Theoretically, increasing utilization of these incredibly expensive rooms makes economic sense. Each OR costs between $1–$3 million to build, especially if a robot is involved, and most ORs are used for less than 50% of the time. They sit empty, even as wait times for elective surgeries increase into weeks and months. Even as these rooms sit idle, complex spine procedures have seen a steep increase in volume since the 1990s (220% increase between 1993 and 2007). It is easy to understand why administrators (and surgeons) would push to use an OR around the clock. For the surgeon, having an OR available 24/7 increases access for surgeries and reduces wait times for patients. For administrators, the high capital cost of an OR supports using that expensive suite more fully than just 7 a.m. to 7 p.m.
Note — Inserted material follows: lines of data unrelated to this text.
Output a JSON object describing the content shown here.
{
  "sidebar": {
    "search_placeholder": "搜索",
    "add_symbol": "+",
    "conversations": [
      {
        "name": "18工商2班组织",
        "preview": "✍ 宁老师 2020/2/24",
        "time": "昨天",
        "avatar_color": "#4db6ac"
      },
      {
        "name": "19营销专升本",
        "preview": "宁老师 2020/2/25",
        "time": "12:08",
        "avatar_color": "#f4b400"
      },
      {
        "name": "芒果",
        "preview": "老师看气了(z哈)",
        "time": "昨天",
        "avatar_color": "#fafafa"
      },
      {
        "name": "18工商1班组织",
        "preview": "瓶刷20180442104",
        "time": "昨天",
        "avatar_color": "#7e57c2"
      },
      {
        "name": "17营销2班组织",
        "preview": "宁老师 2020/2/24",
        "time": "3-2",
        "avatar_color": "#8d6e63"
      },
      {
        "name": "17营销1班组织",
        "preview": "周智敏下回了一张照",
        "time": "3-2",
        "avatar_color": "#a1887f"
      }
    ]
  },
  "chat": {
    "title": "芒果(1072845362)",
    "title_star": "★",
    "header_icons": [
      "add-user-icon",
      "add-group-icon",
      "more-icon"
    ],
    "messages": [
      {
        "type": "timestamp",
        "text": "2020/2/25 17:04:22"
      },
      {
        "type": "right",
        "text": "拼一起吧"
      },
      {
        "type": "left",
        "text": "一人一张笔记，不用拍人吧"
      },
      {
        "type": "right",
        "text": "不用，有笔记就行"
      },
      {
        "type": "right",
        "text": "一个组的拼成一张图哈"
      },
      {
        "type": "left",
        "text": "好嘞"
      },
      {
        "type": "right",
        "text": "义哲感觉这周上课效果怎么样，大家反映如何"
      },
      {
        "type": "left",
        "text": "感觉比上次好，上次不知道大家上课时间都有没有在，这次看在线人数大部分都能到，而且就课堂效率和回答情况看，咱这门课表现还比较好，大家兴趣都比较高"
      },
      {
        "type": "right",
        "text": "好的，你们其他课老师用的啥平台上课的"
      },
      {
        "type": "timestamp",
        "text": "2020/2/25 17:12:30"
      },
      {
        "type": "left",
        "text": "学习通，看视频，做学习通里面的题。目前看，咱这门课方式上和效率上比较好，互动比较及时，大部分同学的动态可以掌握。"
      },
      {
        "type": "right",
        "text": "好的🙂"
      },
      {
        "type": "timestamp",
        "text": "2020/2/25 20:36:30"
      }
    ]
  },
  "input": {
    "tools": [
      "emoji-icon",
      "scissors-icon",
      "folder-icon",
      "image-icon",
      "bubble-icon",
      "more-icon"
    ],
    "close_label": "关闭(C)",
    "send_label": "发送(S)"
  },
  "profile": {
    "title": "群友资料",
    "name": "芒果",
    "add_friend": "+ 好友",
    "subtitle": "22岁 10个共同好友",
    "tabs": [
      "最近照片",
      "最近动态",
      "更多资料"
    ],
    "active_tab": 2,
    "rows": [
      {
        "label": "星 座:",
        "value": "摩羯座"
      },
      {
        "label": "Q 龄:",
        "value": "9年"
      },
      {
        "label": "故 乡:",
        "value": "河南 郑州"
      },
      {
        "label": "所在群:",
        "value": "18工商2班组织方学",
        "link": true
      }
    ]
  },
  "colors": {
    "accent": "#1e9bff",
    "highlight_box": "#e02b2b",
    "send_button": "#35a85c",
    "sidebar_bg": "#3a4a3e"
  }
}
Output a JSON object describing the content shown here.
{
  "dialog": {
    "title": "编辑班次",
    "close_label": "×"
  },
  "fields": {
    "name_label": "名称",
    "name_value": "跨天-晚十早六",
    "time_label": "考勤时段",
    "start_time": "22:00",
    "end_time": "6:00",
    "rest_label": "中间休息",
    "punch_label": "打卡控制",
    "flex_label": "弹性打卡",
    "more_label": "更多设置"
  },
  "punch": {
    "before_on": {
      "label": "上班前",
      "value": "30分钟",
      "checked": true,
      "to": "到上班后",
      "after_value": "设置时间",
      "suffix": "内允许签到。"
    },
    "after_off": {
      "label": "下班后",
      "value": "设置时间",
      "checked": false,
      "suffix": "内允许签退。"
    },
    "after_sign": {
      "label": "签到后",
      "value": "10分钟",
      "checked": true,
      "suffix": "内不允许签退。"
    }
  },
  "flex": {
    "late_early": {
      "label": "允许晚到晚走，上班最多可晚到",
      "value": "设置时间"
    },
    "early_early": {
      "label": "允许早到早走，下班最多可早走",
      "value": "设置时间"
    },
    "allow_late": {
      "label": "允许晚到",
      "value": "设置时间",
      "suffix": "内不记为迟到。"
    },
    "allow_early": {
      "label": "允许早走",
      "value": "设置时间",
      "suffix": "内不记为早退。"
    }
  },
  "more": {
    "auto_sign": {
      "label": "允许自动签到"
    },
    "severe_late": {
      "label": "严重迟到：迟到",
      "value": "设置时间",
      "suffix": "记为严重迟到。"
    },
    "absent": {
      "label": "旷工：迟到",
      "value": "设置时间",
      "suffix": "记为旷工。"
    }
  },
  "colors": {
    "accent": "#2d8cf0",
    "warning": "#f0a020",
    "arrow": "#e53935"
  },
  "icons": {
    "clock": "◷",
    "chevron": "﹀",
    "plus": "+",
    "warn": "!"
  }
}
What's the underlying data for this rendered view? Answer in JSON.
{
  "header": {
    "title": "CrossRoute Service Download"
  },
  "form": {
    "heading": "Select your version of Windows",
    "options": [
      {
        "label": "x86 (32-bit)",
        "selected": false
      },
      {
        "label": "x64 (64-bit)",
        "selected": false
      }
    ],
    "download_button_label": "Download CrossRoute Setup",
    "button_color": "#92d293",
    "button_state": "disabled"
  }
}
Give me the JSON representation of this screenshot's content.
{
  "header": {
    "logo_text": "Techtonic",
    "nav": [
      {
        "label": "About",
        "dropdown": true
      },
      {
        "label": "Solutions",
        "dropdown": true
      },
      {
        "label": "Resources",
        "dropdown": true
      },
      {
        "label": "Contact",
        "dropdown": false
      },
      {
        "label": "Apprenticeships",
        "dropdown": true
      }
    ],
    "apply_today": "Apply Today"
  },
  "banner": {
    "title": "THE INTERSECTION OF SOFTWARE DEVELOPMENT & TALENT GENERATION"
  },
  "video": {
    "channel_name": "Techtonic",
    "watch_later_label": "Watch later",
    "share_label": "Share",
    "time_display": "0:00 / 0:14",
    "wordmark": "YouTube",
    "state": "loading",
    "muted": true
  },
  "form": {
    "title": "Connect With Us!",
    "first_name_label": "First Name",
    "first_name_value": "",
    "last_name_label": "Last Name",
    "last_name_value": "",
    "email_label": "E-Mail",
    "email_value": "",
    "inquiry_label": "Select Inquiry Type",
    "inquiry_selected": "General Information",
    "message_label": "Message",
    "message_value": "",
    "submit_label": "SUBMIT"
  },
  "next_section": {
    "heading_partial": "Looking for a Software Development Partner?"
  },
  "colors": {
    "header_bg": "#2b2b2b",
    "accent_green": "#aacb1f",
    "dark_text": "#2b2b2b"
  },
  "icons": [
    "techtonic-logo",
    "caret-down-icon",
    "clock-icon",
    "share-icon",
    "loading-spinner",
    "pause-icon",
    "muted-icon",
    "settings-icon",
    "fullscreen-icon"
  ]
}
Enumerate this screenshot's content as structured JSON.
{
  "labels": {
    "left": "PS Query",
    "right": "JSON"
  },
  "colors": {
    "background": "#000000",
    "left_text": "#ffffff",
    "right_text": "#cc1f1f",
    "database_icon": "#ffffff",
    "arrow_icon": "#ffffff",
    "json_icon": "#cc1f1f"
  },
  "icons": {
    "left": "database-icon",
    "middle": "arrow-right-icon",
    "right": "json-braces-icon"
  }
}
One analysis of an OR suite in Trinidad found that the capital expenditure for an OR (e.g., equipment, real estate, ventilation systems, heating/cooling systems) accounted for 60% of the annual cost, while consumables accounted for only 14.5% and staff/clinical support for only 14.1% (Perm J 2015;19:e128–32). Most high-cost, state-of-the-art manufacturing plants run three fully staffed shifts a day, seven days a week, both to maximize productivity of a very expensive factory and to minimize the effort and time to restart a line that has been shut down. Health care has never adopted this approach, instead duplicating very expensive ORs in multiple hospitals in a city or state, each of which is utilized for less than 50% of any 24-hour period, and even less on weekends. This limited-use approach would not be acceptable to any manufacturing company that wishes to remain profitable. To be fair, these 24/7 manufacturing plants are very different from hospitals in that they typically employ robots for much of the actual assembly and utilize humans to monitor and troubleshoot, not to do the assembly steps. However, the concept remains the same – having multiple suites of ORs in the same city, where each OR is used only 50% during any 24-hour period, makes less sense economically than having fewer ORs that run for more hours each day.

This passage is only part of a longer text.